Considering the example Gripper domain model, in the original version of the model there is no operator that is suitable to be split using the described methodology. However, action schema splitting can be understood also as the ‘opposite’ of macro-operators, and in fact, it can also be used to find reformulations of models by first encapsulating primitive operators into macros and then splitting them in different ways. For this reason, to exemplify the use of this technique, we consider the macro encapsulating pick, move, drop operators shown in Figure 5 and we split it into two operators, pick-move and drop. Figure 7 shows the resulting operators. It is worth highlighting that the example also shows a drawback of the action schema splitting technique, that is the fact that the resulting operators may have the same number of parameters as the initial large operator.

Figure 7. Action Schema Splitting applied to the macro operator shown in Figure 5, and resulting in two operators.

4.6. Domain model configuration

It is well known that the way in which elements of planning models are ordered can have an impact on the performance of domain-independent planning engines (Howe & Dahlman, Reference Howe and Dahlman2002).

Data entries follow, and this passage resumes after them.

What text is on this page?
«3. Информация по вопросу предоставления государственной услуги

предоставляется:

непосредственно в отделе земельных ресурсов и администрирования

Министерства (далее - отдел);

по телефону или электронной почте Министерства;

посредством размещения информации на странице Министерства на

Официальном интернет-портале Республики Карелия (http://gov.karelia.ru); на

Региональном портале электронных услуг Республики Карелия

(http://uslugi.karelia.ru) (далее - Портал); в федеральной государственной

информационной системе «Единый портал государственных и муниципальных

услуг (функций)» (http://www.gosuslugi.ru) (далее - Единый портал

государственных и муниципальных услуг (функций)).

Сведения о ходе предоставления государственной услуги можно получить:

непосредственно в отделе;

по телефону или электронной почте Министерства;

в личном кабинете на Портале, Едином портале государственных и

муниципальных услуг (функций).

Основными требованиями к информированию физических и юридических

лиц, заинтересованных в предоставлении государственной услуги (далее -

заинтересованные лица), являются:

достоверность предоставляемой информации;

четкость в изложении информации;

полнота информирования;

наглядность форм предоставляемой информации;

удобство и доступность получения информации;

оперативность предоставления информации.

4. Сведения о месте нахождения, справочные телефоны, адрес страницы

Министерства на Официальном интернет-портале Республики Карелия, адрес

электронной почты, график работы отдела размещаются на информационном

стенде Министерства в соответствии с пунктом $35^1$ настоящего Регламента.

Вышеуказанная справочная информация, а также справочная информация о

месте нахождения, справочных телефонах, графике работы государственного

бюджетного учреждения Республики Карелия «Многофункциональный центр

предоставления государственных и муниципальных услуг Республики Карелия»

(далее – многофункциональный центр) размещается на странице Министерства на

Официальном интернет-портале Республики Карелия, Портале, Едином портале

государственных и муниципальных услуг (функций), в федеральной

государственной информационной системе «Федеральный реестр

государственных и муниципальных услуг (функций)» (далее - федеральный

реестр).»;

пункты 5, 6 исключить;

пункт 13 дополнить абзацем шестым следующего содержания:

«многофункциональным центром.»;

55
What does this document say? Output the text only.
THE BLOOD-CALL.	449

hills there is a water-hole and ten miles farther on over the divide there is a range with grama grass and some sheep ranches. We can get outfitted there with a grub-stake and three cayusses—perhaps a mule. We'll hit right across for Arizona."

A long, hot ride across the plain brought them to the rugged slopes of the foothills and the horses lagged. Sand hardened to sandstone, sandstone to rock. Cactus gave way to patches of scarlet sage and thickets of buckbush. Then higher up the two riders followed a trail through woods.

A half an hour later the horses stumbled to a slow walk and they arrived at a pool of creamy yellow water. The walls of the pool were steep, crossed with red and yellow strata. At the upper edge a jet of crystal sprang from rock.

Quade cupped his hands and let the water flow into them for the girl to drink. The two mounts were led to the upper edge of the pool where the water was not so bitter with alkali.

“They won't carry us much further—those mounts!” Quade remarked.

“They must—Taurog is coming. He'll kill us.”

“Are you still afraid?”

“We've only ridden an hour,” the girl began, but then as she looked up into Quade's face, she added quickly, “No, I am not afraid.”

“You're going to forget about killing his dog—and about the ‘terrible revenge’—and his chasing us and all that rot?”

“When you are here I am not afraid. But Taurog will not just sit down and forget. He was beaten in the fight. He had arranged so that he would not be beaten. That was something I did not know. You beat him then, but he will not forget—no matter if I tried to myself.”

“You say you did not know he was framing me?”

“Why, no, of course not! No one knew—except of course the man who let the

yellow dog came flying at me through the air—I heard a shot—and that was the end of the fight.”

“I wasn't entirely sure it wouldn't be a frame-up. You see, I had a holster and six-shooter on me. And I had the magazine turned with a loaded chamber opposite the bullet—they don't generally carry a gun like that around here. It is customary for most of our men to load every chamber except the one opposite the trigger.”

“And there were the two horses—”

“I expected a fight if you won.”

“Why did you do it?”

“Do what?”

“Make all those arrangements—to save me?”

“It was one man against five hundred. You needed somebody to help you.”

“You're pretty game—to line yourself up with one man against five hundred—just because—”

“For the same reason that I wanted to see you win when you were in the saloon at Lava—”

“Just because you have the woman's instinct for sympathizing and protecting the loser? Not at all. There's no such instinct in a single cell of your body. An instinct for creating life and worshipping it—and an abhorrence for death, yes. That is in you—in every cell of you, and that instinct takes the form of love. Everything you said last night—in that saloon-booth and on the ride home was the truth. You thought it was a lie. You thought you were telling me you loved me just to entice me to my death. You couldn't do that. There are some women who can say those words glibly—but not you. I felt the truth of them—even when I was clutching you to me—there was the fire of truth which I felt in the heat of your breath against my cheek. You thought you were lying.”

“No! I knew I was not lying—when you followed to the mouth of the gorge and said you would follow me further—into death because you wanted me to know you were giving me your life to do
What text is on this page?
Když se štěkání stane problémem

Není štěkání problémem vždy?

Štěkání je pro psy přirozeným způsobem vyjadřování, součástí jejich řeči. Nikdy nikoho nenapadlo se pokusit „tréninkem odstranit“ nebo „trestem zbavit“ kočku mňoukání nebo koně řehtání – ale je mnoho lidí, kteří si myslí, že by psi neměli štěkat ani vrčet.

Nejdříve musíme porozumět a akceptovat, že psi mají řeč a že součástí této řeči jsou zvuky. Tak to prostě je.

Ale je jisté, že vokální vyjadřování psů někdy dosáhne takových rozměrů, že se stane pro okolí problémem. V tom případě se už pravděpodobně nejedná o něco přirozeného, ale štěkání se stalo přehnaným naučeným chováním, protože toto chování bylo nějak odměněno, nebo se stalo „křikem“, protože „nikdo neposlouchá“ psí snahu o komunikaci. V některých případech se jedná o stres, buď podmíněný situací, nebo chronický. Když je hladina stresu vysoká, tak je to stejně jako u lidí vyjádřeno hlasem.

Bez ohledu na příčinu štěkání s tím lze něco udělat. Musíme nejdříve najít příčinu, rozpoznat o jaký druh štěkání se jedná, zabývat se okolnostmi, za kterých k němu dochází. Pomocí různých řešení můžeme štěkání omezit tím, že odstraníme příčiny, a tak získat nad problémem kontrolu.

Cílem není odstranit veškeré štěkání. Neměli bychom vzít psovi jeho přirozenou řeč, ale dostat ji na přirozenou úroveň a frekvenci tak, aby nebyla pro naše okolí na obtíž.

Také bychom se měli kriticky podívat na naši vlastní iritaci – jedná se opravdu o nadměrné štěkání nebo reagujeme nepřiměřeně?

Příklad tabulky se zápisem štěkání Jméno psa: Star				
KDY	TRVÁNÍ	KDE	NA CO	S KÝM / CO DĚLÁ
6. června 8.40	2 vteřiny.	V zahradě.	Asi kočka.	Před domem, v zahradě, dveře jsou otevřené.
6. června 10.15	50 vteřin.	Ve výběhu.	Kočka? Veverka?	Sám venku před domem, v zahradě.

In this context, the term elements can refer to operators, pre- and post-conditions, predicate definitions, etc. for the domain models; objects, initial, and goal state predicates listing for problem definitions.

The idea behind domain model configuration is to identify an ordering of elements that can improve the performance of a considered domain-independent planning engine. Vallati et al. (Reference Vallati, Hutter, Chrpa and McCluskey2015) introduce an approach that leverages on algorithm configuration techniques to identify a suitable configuration of a domain model to improve the performance of a planning engine. The work has been subsequently extended (Vallati et al., Reference Vallati, Chrpa, McCluskey and Hutter2021) to consider also cases where macro-operators have to be added to the domain model. Vallati et al. (Reference Vallati, Chrpa and McCluskey2017) describe a method for the online reordering of domain models by means of dedicated heuristics, based on aspects such as the number of preconditions, number of effects, etc. In a different line of work, Vallati and Serina (Reference Vallati and Serina2018) explore the configuration of planning problem models, by considering a structure called Planning Encoding Graph (PEG) (Serina, Reference Serina2010) to produce information that helps in creating the basis on which the reordering of elements should be done. In a nutshell, the PEG can provide information about how important some objects of the problem are based on their involvement in predicates of both initial and goal descriptions. This knowledge can then be exploited in the ordering of the predicates, according to the objects that they deal with.

Considering the guidelines in Vallati et al. (Reference Vallati, Hutter, Chrpa and McCluskey2015), there are no unpromising operators that we may prefer to put last in the Gripper domain model. However, following the introduced notion of directionality, we may change the ordering of operators to pick, move, drop. In this way, the ordering of operators follow the expected typical ordering of corresponding actions in solution plans that has been demonstrated to be useful for a range of planning engines.